Prerequisites: Go, Node + npm, Glide, a MongoDB instance
To install Webpack and associated build & test functionality, run:
$ npm install
To install the vendor files, it is recommended you use Glide:
$ glide install
To install the database, download the database dump (a copy is here, about 200MB in size). Unzip and cd
into the dump
folder. Then install using mongorestore
:
$ mongorestore --db sceptred ./sceptred
You may need to set the --host
, --username
and --password
flags to correctly connect to your MongoDB instance.
All of these only needs to be done once, before you first run.
To run the dev server, run:
$ npm run serve
To actively develop on the TypeScript, i.e. run Webpack in watch mode, run:
$ npm run watch
Client-side testing is done with Jest, and can be run as:
$ npm run test:js
Server-side testing is done with Go's testing
package, and can be run as:
$ npm run test:go
All tests can be run with:
$ npm run test
Building a Docker container is straightforward:
$ docker build -t sceptred .
And to run locally:
$ docker run -it -p 8000:8000 sceptred
A GCloud deploy (if you have Google App Engine set up) is done with:
$ gcloud app deploy
The client consists of:
- React Components for the form and the map renderer (
app.tsx
andmap.tsx
) - A supporting library of modules, the most important of which represents the world (
world.ts
). Also paying attention to are the libraries for handling the OS Grid (grid.ts
) and for parsing data into correct geometry objects (data.ts
)
These are located in client/src/js
. The biggest dependency is Three.js but we also rely on React and ReactDOM for the UI. The colouring of the terrain is handled by chroma-js.
The CSS is currently handled by Spectre.css (no relation).
The server is a simple API server written in Go with the help of Echo. This handles the homepage, and delivering each tile via a JSON API.
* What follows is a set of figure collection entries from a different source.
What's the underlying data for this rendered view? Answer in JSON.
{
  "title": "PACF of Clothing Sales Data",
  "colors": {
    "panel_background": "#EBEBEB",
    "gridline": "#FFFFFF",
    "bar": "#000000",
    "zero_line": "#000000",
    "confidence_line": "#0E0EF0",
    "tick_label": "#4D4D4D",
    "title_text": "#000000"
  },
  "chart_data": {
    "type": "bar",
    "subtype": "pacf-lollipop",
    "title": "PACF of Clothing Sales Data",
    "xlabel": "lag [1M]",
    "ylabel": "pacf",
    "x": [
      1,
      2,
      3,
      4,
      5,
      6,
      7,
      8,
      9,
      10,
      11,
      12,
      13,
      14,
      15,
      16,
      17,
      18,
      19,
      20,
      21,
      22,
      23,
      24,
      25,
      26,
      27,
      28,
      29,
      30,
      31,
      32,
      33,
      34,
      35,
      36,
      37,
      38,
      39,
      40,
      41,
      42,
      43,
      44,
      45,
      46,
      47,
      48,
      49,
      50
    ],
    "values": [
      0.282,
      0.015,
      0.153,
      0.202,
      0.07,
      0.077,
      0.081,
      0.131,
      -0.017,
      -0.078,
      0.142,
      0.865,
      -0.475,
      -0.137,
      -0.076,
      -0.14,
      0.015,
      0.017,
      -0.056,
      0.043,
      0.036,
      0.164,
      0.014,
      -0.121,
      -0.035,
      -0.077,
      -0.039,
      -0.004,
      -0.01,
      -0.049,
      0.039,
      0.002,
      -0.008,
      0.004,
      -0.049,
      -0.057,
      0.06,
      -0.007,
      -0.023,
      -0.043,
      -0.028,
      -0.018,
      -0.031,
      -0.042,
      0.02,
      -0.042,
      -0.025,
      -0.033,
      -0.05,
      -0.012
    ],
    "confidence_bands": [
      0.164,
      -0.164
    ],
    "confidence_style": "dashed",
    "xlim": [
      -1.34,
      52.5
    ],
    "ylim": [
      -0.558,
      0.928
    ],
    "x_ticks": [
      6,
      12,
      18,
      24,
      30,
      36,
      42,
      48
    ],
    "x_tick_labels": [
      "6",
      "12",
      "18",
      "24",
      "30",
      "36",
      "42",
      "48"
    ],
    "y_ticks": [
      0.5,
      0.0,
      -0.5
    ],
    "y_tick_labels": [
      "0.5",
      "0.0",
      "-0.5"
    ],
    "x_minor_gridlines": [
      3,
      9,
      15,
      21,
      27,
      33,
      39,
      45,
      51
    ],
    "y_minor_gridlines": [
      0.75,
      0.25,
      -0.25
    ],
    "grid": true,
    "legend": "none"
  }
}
The database is a simple MongoDB database. There is one collection of ~2,800 Documents, each covering a 10x10 grid square in the UK. The format for each is:
{
"_id" : "NT27",
"meta" : {
"squareSize" : 50,
"gridReference" : "NT27"
},
"heights" : [
[8, 79, 81, 76, 79, 79, ...],
...
]
}
To rebuild the database, you will need two sets of source files:
- The Ordnance Survey's OS Terrain 50 dataset, which can be ordered here. Make sure the ASCII Grid format is selected. After downloading, unzip the single zip file and place all of its contents in the directory
terrain/asc
. - A shapefile for the United Kingdom's coastline - I have used the
GBR_adm0.shp
shapefile from http://www.diva-gis.org/gdata, which can be reached by selecting United Kingdom / Administrative areas. I have not tested the script with other shapefiles. Download and unzip the shapefiles intoterrain/shp
.
Once installed and unzipped into the above location, cd
into terrain/scripts
. Then install the Python libraries (virtualenv is recommended):
$ pip install -r requirements.txt
And then run the script:
$ ./process_data.py
On my MacBook Pro, converting the entire UK into the MongoDB database takes about 5-6 minutes.
The source code for this project is licensed under the MIT License.